Runbook: ChainHeightStalled

  1. Is the chain itself live? curl -fsS https://rpc.safrochain.network/status | jq '.result.sync_info'.
    • If the chain has stalled (rare): wait, check announcements.
    • If the chain is fine and only this node is stalled, continue.
  2. Is safrochaind running? systemctl status safrochaind.
  3. Disk free? df -h /home/safro/.safrochain/data.
  4. P2P peers > 0? If 0, validator is partitioned; check sentry firewall.
  5. If everything looks fine but height is stuck, restart safrochaind.

Runbook: SignerSilent

  1. Identify which signer is in use: grep priv_validator_laddr ~/.safrochain/config/config.toml.
  2. TMKMS: systemctl status tmkms → if down, start it; if up, check journalctl -u tmkms for HSM/network errors.
  3. Horcrux: check all three cosigners; if 2 of 3 are alive, the cluster should still be signing. If 2+ are down, you are at risk; restart the dead cosigners.
  4. If you cannot bring the signer back within 5 minutes, stop the validator to prevent any window where a misconfigured fallback could sign with a different key. A jailed validator can be unjailed; a tombstoned one cannot.

Runbook: DiskCritical

  1. du -sh ~/.safrochain/data/* | sort -h: find the biggest consumer.
  2. If application.db is huge, run pruning (see Operations → State pruning).
  3. If the WAL/snapshot directory is full, you can safely remove old snapshots in data/snapshots/.
  4. Never remove priv_validator_state.json: it is the double-sign safety latch.
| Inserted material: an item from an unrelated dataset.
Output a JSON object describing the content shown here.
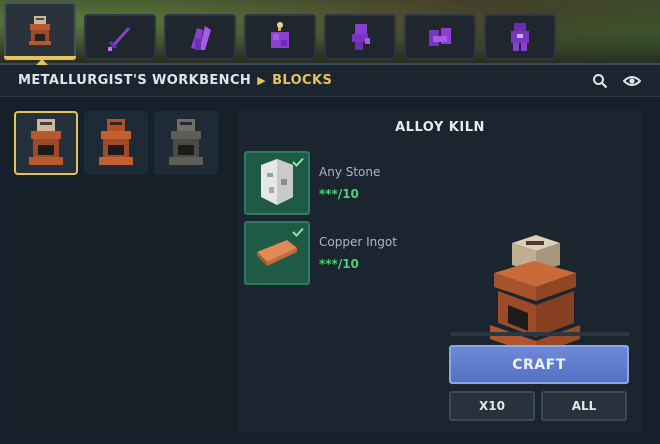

4 · Test the alerts (don't trust untested alerts)

# Force a synthetic alert
curl -XPOST http://localhost:9093/api/v2/alerts -H 'Content-Type: application/json' -d '[{
"labels": {"alertname":"SyntheticTest","severity":"critical","page":"true"},
"annotations":{"summary":"this is a test"}
}]'

Confirm the page lands in every channel: PagerDuty, Discord, Telegram, email. Repeat once a quarter. The week your real alert misfires is not the week to discover the webhook expired.

5 · Status pages & public dashboards

Operators with public delegators usually publish a small status page so delegators can verify uptime themselves. Two cheap options:

ToolCostNotes
Better Uptime / Statuspagelow monthlyscrape one of your sentries' RPC
Self-hosted Uptime KumafreeDocker container, pings /status

Make the status page show: chain ID, voting power, last signed height, missed blocks (24h), and incident history.